In the latest incident, which happened on January 9, a six-year-old girl was killed and six of her playmates were injured.

The children are thought to have been playing with an item of explosive ordnance, unaware of its danger, when it exploded in a village in Moxico Province.

Three of the children have been discharged from hospital while three others continue to be treated following the accident.

The accident follows one at the end of November last year, also in Moxico Province, which led to the death of a seven-year-old girl with six others injured. Two of the inured are still in hospital.

MAG staff have visited the communities to offer their condolences and to deliver additional risk education sessions to reinforce safety messages.

MAG’s specialised digital risk education experts have also launched an emergency campaign to deliver safety advice to Angolan communities using social media platforms such as Facebook. 

The campaign will target people living in the eastern Angolan provinces of Moxico, Lunda Sul and Lunda Norte. MAG delivers innovative digital risk education activities in countries across the world with funding support from the US Government. Such campaigns are designed to augment traditional face-to-face risk education sessions.

MAG Director of Programmes Greg Crowther said: “Our thoughts are with the friends and families of the children who have lost their lives and with all those who have suffered injuries. 

“Incidents such as these are a tragic reminder of the continuing impact of landmines and explosive ordnance in countries many years after the end of conflict – and also a reminder of why the work of MAG and its partners remains so important.

Our teams on the ground are working with our partners in Angola to quickly establish what steps we can take to reinforce safety messaging in the areas where the accidents happened.” 

The Landmine Monitor estimates some 60,000 to 88,000 people were killed or injured by landmines in Angola between 2008 and 2019.

MAG has been active in the country for almost 30 years, during which time there has been significant progress in clearing unexploded ordnance and landmines following the country’s 40-year conflict. 

Through a partnership of national authorities, non-governmental organisations, and international donors, communities have become significantly safer over that time. Diana, Princess of Wales, was also instrumental during her lifetime in raising awareness of the dangers of mines and other unexploded ordnance in Angola and beyond. Currently, the governments of the United States, United Kingdom, Sweden and Japan are providing support for MAG’s work in Angola.

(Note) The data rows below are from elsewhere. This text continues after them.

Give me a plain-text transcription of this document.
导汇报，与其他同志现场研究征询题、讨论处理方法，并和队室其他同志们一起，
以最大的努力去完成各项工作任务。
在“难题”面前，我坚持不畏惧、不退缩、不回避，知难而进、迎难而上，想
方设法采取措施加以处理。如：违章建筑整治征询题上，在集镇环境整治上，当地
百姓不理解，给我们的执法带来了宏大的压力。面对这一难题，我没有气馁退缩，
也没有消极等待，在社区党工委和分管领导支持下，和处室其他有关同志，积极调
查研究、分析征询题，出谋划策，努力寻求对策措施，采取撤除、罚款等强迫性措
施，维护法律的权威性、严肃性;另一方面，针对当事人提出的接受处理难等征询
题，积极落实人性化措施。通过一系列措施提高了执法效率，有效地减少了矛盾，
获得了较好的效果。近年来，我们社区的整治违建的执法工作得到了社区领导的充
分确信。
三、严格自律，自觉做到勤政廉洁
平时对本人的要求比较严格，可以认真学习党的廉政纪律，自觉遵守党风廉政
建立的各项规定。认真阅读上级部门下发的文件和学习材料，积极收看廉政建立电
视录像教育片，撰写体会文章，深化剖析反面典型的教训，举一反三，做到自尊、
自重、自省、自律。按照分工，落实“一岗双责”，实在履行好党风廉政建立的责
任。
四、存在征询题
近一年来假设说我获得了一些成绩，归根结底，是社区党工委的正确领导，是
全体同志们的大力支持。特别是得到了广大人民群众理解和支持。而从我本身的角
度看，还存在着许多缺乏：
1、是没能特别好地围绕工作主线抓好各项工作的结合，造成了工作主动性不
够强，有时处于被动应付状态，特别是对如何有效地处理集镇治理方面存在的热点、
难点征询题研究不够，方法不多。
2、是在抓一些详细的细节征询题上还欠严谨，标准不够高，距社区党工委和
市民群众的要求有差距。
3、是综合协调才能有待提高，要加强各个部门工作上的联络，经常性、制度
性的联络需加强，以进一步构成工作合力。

MAG’s Senior Community Liaison Advisor, Sebastian Kasack, said: “While the conflict in Angola ended many years ago, children and their communities still live under the constant threat of these deadly incidents.

“Aside from clearing land, providing risk education is of the utmost importance. These sessions help communities learn how to recognise, avoid and report threats. 

“It is impossible to completely eradicate risk while explosive ordnance remains but our education and awareness-raising programmes make a real contribution towards reducing the threat to families in their daily lives and helps create a safer environment for children to grow and play, free from fear and danger.”